Hoe gaat deze gesp ons helpen?

Trijntje

Lokaal leven is doen met wat er is, in plaats van kijken wat er nog mist. Sinds we winkelende consumenten zijn, zoeken we. We halen ons iets in het hoofd en gaan op zoek naar dat ene zoals we ons dat voorstellen. Een auto in de juiste stijl, een bank met precies de goede kleur, kopjes die matchen bij de keuken. We zijn bereid om daar ver voor te gaan. Letterlijk en figuurlijk. Vinden is wezenlijk anders dan zoeken.

Wat vind je

Vroeger deed ik het anders. Ik keek om me heen en vond. Dingen op straat of bij het afval. Spullen waar ik de waarde nog wel van inzag. Ik bedacht hoe dat ding me van nut zou kunnen zijn en nam het mee naar huis. Van bouten en moeren tot houten balken. Ik stapelde en sleepte aan. Na een paar verhuizingen bleek dat de gevonden schatten bij mij nog steeds wachtten op nuttig gebruik. Wilde ik een fatsoenlijk burger zijn, met fietsen in de schuur, in plaats van opgepotte straatvondsten dan moest dit stoppen. Dat deed ik.

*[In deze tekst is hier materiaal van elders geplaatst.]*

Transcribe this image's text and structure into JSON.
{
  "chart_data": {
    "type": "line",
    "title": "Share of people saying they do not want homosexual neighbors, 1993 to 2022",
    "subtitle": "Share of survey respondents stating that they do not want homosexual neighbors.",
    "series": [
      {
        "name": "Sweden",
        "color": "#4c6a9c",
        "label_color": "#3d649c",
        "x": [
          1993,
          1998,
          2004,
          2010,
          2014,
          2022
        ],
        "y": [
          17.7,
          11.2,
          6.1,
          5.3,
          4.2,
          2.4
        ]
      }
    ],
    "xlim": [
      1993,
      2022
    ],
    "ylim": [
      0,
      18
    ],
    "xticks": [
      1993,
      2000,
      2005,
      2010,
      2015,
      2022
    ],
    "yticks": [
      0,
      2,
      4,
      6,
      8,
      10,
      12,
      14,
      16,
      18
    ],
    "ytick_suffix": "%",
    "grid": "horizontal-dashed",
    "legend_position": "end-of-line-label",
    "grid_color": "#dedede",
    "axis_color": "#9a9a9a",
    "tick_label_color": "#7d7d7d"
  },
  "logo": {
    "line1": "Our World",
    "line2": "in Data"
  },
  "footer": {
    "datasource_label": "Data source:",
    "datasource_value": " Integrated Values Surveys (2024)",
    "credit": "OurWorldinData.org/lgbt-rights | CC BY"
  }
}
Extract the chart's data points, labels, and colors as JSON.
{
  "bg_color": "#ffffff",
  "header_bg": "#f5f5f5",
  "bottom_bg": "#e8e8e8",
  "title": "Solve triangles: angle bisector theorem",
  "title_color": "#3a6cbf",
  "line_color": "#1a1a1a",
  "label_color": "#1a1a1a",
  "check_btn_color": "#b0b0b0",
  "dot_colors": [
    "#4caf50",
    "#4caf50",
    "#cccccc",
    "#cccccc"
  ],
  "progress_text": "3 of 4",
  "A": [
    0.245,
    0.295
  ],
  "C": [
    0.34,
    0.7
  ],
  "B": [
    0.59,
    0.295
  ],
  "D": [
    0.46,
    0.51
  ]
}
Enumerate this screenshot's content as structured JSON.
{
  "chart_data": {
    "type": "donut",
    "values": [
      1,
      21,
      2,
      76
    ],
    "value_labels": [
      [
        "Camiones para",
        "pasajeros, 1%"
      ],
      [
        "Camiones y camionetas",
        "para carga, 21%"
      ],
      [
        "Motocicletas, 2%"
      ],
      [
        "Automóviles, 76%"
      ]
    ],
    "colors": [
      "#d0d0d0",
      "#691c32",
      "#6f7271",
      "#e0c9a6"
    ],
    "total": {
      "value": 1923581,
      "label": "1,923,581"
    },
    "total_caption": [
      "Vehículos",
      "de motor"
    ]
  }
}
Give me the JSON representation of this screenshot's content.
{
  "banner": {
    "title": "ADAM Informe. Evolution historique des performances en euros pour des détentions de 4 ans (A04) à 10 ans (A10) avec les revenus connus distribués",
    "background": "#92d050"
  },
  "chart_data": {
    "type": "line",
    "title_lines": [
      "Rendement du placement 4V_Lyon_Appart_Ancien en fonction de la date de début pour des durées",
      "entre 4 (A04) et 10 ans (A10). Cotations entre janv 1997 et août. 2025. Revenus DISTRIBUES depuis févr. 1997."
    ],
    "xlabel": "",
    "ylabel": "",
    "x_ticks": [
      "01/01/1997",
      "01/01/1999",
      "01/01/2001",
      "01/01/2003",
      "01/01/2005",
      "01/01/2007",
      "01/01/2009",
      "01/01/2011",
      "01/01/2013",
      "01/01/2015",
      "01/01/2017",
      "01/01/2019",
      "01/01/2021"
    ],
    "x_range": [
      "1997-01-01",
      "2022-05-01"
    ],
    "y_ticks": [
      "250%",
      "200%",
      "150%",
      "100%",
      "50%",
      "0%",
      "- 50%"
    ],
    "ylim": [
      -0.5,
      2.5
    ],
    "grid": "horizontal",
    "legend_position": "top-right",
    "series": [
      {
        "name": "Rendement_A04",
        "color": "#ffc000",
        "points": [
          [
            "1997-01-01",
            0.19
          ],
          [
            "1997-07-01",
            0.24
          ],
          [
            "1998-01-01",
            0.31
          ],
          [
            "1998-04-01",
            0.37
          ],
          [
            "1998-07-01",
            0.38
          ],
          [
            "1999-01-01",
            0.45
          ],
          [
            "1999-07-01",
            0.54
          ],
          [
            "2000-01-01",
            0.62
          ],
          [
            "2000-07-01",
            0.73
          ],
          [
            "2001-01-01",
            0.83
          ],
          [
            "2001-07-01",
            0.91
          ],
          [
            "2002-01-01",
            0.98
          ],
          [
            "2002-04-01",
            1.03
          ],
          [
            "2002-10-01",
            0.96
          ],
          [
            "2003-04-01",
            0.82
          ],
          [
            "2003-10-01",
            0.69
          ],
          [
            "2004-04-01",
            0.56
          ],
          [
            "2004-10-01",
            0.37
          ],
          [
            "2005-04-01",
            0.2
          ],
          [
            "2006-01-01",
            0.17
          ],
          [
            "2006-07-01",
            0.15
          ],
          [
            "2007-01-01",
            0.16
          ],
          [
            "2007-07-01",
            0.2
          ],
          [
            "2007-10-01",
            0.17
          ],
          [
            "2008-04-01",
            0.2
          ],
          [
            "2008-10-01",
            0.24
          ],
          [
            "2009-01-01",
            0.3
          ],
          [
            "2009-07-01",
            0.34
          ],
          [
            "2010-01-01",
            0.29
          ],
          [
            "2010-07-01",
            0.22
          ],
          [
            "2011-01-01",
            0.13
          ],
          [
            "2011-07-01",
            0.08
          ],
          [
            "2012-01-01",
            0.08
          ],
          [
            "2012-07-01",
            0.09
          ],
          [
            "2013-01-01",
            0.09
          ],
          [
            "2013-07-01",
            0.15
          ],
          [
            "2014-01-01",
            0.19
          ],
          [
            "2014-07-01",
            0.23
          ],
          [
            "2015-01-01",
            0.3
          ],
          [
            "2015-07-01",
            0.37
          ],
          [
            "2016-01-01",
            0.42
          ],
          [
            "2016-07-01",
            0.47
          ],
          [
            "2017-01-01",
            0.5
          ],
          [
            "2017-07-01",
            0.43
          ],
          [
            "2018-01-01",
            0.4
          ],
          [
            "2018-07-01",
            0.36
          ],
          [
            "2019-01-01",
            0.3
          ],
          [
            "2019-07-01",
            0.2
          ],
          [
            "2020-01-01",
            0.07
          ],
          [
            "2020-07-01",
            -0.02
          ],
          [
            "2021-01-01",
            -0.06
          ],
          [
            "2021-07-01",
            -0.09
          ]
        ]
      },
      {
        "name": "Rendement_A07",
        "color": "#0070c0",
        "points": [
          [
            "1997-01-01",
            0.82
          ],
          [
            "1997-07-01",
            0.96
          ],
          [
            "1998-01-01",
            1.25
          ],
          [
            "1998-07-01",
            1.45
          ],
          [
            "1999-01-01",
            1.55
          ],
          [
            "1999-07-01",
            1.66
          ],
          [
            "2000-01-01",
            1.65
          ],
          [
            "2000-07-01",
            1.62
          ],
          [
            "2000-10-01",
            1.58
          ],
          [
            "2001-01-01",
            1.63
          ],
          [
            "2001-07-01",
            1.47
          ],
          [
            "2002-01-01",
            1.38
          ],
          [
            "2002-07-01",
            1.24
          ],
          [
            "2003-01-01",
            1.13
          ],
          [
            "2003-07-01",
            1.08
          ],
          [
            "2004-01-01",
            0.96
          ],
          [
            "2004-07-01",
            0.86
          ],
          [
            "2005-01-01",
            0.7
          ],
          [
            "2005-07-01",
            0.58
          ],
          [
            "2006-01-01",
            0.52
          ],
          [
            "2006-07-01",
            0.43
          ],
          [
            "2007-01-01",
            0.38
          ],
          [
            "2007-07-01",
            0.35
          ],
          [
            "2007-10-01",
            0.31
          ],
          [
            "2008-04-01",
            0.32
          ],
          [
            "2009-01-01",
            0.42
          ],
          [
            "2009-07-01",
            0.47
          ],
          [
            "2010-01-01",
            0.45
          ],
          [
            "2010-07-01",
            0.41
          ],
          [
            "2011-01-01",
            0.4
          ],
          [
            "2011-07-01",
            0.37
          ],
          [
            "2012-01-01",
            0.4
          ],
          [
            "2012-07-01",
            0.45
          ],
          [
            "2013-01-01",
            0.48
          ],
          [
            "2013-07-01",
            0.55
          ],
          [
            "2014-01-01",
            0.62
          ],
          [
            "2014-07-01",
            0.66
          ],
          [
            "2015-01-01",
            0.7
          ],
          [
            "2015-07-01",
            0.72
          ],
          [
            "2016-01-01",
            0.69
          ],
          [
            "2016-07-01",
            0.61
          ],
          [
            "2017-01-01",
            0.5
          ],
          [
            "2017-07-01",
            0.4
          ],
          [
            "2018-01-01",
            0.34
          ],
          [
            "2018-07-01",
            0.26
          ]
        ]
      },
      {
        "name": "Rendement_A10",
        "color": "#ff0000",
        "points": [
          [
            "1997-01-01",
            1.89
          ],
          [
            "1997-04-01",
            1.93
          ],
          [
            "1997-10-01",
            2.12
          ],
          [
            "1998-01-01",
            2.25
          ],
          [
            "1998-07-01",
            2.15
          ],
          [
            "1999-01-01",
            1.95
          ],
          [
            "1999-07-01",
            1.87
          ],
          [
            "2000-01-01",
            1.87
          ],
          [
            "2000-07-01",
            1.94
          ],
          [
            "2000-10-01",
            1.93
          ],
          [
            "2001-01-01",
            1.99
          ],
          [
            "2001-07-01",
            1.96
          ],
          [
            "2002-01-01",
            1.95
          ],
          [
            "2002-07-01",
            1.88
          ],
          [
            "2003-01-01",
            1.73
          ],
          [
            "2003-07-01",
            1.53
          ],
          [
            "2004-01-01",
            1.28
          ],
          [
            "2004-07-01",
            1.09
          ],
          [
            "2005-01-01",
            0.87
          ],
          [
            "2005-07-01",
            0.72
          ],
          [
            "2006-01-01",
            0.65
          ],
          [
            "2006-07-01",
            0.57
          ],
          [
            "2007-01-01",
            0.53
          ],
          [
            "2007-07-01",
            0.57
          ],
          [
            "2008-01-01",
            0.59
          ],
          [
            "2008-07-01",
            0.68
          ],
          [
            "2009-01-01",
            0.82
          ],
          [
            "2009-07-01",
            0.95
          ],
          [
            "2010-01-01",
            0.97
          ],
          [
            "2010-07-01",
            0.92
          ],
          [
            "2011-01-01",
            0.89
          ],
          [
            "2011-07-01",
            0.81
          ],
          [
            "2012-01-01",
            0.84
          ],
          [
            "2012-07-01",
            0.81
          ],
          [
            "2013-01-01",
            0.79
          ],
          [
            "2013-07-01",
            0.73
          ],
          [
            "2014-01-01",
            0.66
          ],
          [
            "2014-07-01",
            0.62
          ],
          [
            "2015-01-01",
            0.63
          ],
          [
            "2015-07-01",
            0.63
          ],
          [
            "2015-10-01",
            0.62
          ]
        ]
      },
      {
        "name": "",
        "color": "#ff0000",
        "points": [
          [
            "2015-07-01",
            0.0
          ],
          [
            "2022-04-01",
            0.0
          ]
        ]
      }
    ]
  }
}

Tot nu. Voor dit stuk heb ik het toch weer even gedaan: om me heen kijken. Vorige week bedacht ik onderweg dat ik mijn pen thuis had gelaten. Kort daarna vond ik op de stoep een pen. Een met vier kleuren. Die neem ik zelf nooit, maar nu hij daar ligt, pak ik het op. Ik heb het immers nodig. Ik zie ook zakdoekjes, nieuw pakje kauwgom, haarelastiekjes. Lege bierflesjes met statiegeld. Een buitenband van een fiets. Ik laat dat allemaal liggen voor degene die dát nodig heeft. Ik hoef vandaag alleen die pen.

Schoenmaker

Eerder was ik bij de schoenmaker. Nieuwe zolen. De schoen miste ook nog een gespje, en ik vroeg om dat te vervangen. Hij pakte een doos vol metalen gespen. Allemaal enkelen, allemaal wezen. Hij zocht, het juiste kleurtje zat er niet bij. Er kwam Schoenmaker Trijntjenog een doos onder de toonbank vandaan. Ook niets. Hij maakte zelf een riempje. Dat voldeed prachtig. Die twee dozen maakten dat we iets gemeenschappelijks hadden: Hij vindt het kennelijk ook zonde om iets bruikbaars weg te gooien.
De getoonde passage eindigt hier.